Downtown Pittsburgh’s newest structure is perhaps one of its most unique. The Aquaponics Project unveiled its portable unit Wednesday next to the Gateway T station.
Aquaponics is the marriage of hydroponics, the cultivation of plants in water, and aquaculture, fish farming. The 160-square-foot mobile unit will be at its current location until mid-November.
Joe DiPietro is the Chief Operating Officer and founding member of The Aquaponics Project, which is based out the University of Pittsburgh. He said he first heard about the idea from his friend Vinh Luong, who founded the organization. The two found partners in the Pittsburgh Downtown Partnership’s “Beta Burgh” small business initiative, Pitt’s Innovation Institute and the city’s Door Campaign. All provided funding and support for the project.
The unit is a shipping container with a Plexiglass second floor greenhouse. DiPietro said the ground floor will have fish swimming in a tank and as they excrete waste, the water becomes nutrient-rich, providing fertilizer for plants. After passing the water through a number of filters, it will be pumped to the top of the structure where plants will grow in vertical towers. From there, the water will trickle down the center of each tower, providing nutrients to the plant’s roots. At the same time, the plants will be removing anything that could be toxic for the fish and the water will return to the bottom clean.

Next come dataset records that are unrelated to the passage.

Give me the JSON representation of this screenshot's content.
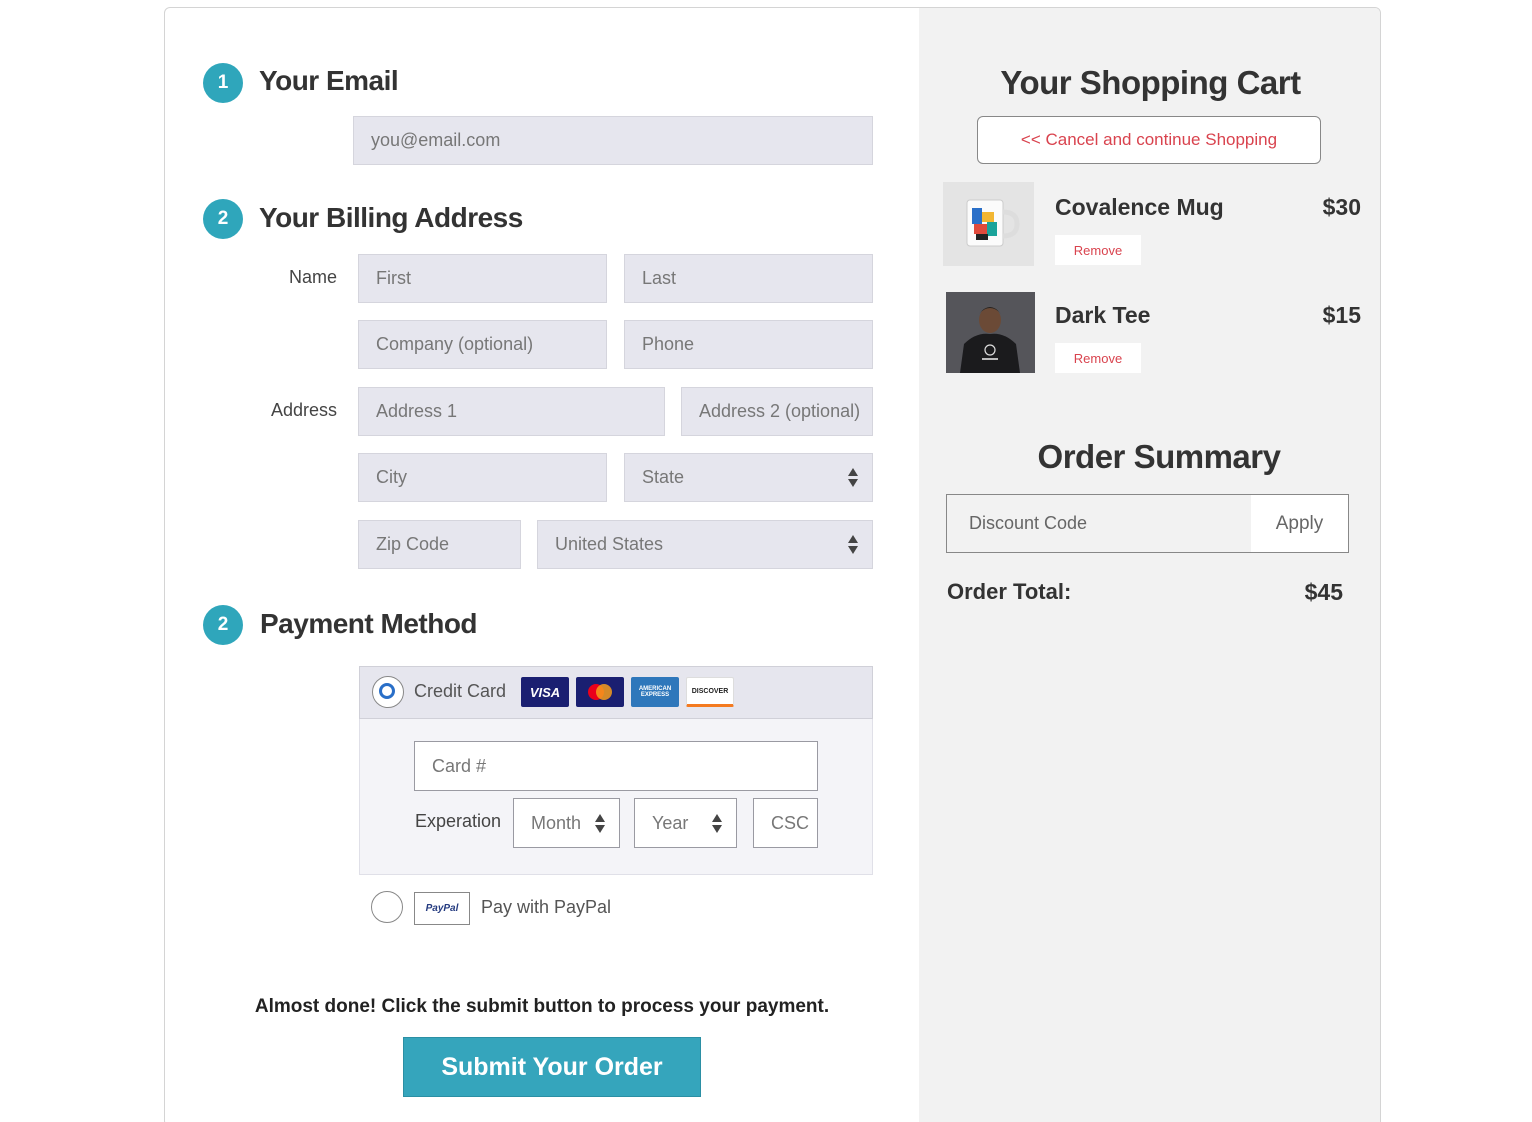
{
  "steps": {
    "email": {
      "number": "1",
      "title": "Your Email",
      "placeholder": "you@email.com"
    },
    "billing": {
      "number": "2",
      "title": "Your Billing Address",
      "name_label": "Name",
      "address_label": "Address",
      "first_placeholder": "First",
      "last_placeholder": "Last",
      "company_placeholder": "Company (optional)",
      "phone_placeholder": "Phone",
      "address1_placeholder": "Address 1",
      "address2_placeholder": "Address 2 (optional)",
      "city_placeholder": "City",
      "state_value": "State",
      "zip_placeholder": "Zip Code",
      "country_value": "United States"
    },
    "payment": {
      "number": "2",
      "title": "Payment Method",
      "credit_card_label": "Credit Card",
      "card_logos": [
        "VISA",
        "MasterCard",
        "AMERICAN EXPRESS",
        "DISCOVER"
      ],
      "card_number_placeholder": "Card #",
      "expiration_label": "Experation",
      "month_value": "Month",
      "year_value": "Year",
      "csc_placeholder": "CSC",
      "paypal_logo": "PayPal",
      "paypal_label": "Pay with PayPal"
    }
  },
  "submit": {
    "notice": "Almost done! Click the submit button to process your payment.",
    "button_label": "Submit Your Order"
  },
  "cart": {
    "title": "Your Shopping Cart",
    "cancel_label": "<< Cancel and continue Shopping",
    "items": [
      {
        "name": "Covalence Mug",
        "price": "$30",
        "remove_label": "Remove"
      },
      {
        "name": "Dark Tee",
        "price": "$15",
        "remove_label": "Remove"
      }
    ]
  },
  "summary": {
    "title": "Order Summary",
    "discount_placeholder": "Discount Code",
    "apply_label": "Apply",
    "total_label": "Order Total:",
    "total_value": "$45"
  },
  "colors": {
    "accent": "#35a5bc",
    "link_red": "#d9434e",
    "field_bg": "#e6e6ee",
    "panel_bg": "#f2f2f2"
  }
}
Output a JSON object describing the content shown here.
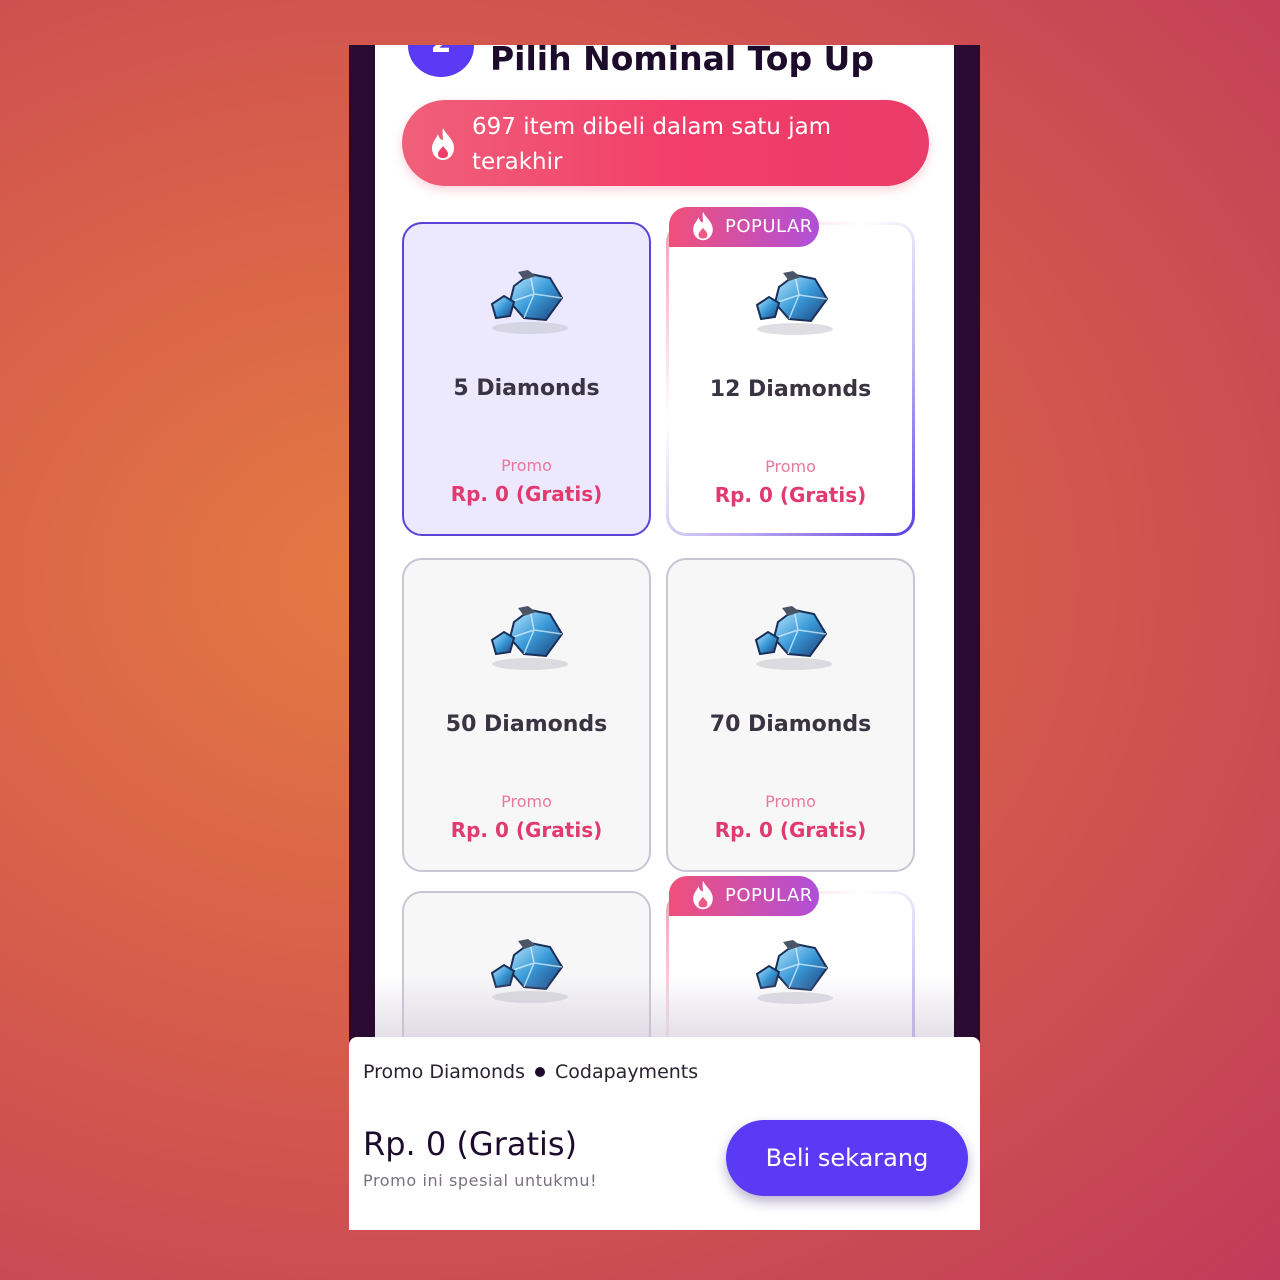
{
  "section": {
    "step_number": "2",
    "title": "Pilih Nominal Top Up"
  },
  "hot_banner": {
    "icon": "flame-icon",
    "text": "697 item dibeli dalam satu jam terakhir"
  },
  "badge_label": "POPULAR",
  "items": [
    {
      "title": "5 Diamonds",
      "promo": "Promo",
      "price": "Rp. 0 (Gratis)",
      "selected": true,
      "popular": false
    },
    {
      "title": "12 Diamonds",
      "promo": "Promo",
      "price": "Rp. 0 (Gratis)",
      "selected": false,
      "popular": true
    },
    {
      "title": "50 Diamonds",
      "promo": "Promo",
      "price": "Rp. 0 (Gratis)",
      "selected": false,
      "popular": false
    },
    {
      "title": "70 Diamonds",
      "promo": "Promo",
      "price": "Rp. 0 (Gratis)",
      "selected": false,
      "popular": false
    },
    {
      "title": "",
      "promo": "",
      "price": "",
      "selected": false,
      "popular": false
    },
    {
      "title": "",
      "promo": "",
      "price": "",
      "selected": false,
      "popular": true
    }
  ],
  "footer": {
    "product": "Promo Diamonds",
    "provider": "Codapayments",
    "price": "Rp. 0 (Gratis)",
    "subtitle": "Promo ini spesial untukmu!",
    "buy_label": "Beli sekarang"
  },
  "colors": {
    "accent": "#5b3af5",
    "price_pink": "#e23a6e",
    "banner": "#f23d6a"
  }
}
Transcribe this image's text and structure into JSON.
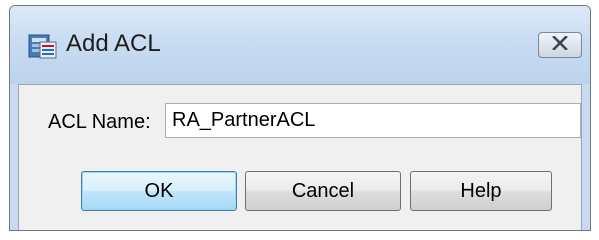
{
  "window": {
    "title": "Add ACL",
    "app_icon": "asdm-app-icon",
    "close_icon": "close-icon"
  },
  "form": {
    "acl_name_label": "ACL Name:",
    "acl_name_value": "RA_PartnerACL"
  },
  "buttons": {
    "ok": "OK",
    "cancel": "Cancel",
    "help": "Help"
  }
}
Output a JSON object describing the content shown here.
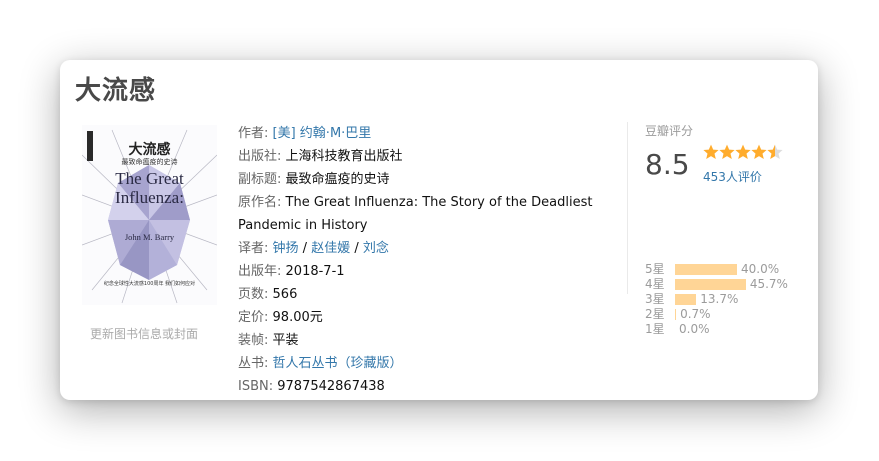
{
  "book": {
    "title": "大流感",
    "update_link": "更新图书信息或封面"
  },
  "cover": {
    "cn_title": "大流感",
    "cn_subtitle": "最致命瘟疫的史诗",
    "en_title_1": "The Great",
    "en_title_2": "Influenza:",
    "author": "John M. Barry",
    "tagline": "纪念全球性大流感100周年 我们如何应对"
  },
  "info": {
    "author_label": "作者:",
    "author_value": "[美] 约翰·M·巴里",
    "publisher_label": "出版社:",
    "publisher_value": "上海科技教育出版社",
    "subtitle_label": "副标题:",
    "subtitle_value": "最致命瘟疫的史诗",
    "original_label": "原作名:",
    "original_value": "The Great Influenza: The Story of the Deadliest Pandemic in History",
    "translator_label": "译者:",
    "translators": [
      "钟扬",
      "赵佳媛",
      "刘念"
    ],
    "separator": " / ",
    "pubdate_label": "出版年:",
    "pubdate_value": "2018-7-1",
    "pages_label": "页数:",
    "pages_value": "566",
    "price_label": "定价:",
    "price_value": "98.00元",
    "binding_label": "装帧:",
    "binding_value": "平装",
    "series_label": "丛书:",
    "series_value": "哲人石丛书（珍藏版）",
    "isbn_label": "ISBN:",
    "isbn_value": "9787542867438"
  },
  "rating": {
    "title": "豆瓣评分",
    "score": "8.5",
    "stars": 4.5,
    "count": "453人评价",
    "bars": [
      {
        "label": "5星",
        "pct": 40.0,
        "text": "40.0%"
      },
      {
        "label": "4星",
        "pct": 45.7,
        "text": "45.7%"
      },
      {
        "label": "3星",
        "pct": 13.7,
        "text": "13.7%"
      },
      {
        "label": "2星",
        "pct": 0.7,
        "text": "0.7%"
      },
      {
        "label": "1星",
        "pct": 0.0,
        "text": "0.0%"
      }
    ]
  },
  "colors": {
    "link": "#3377aa",
    "star": "#ffac2d",
    "bar": "#ffd596",
    "label": "#666666"
  }
}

“You have a closed loop system where you can serve all the water and all the nutrients while minimizing the energy and land use,” DiPietro said.
Ultimately, The Aquaponics Project is meant to inspire small farmers or urban agriculturalist to build similar structures.
“The difficulty with aquaponics now is it’s difficult to get into because there’s a lot of trade secrets and know-how that goes into building a system,” DiPietro said. “So we’re just trying to make that more accessible to the general public by creating the research facility where we kind of standardize aquaponics practices.”
The unit’s location was chosen based on the ease of land, sun and water access. DiPietro said at their ribbon cutting Wednesday, they weren’t completely functional, but expected to be soon. All the unit was missing, he said, was a pebble-based filter that would take the sentiment out of the fish waste.
Once the container is moved back to Oakland, DiPietro said The Aquaponics Project can begin to conduct quantitative research. Because it will only be downtown for a month, they won’t be able to grow enough to collect a sufficient amount of data.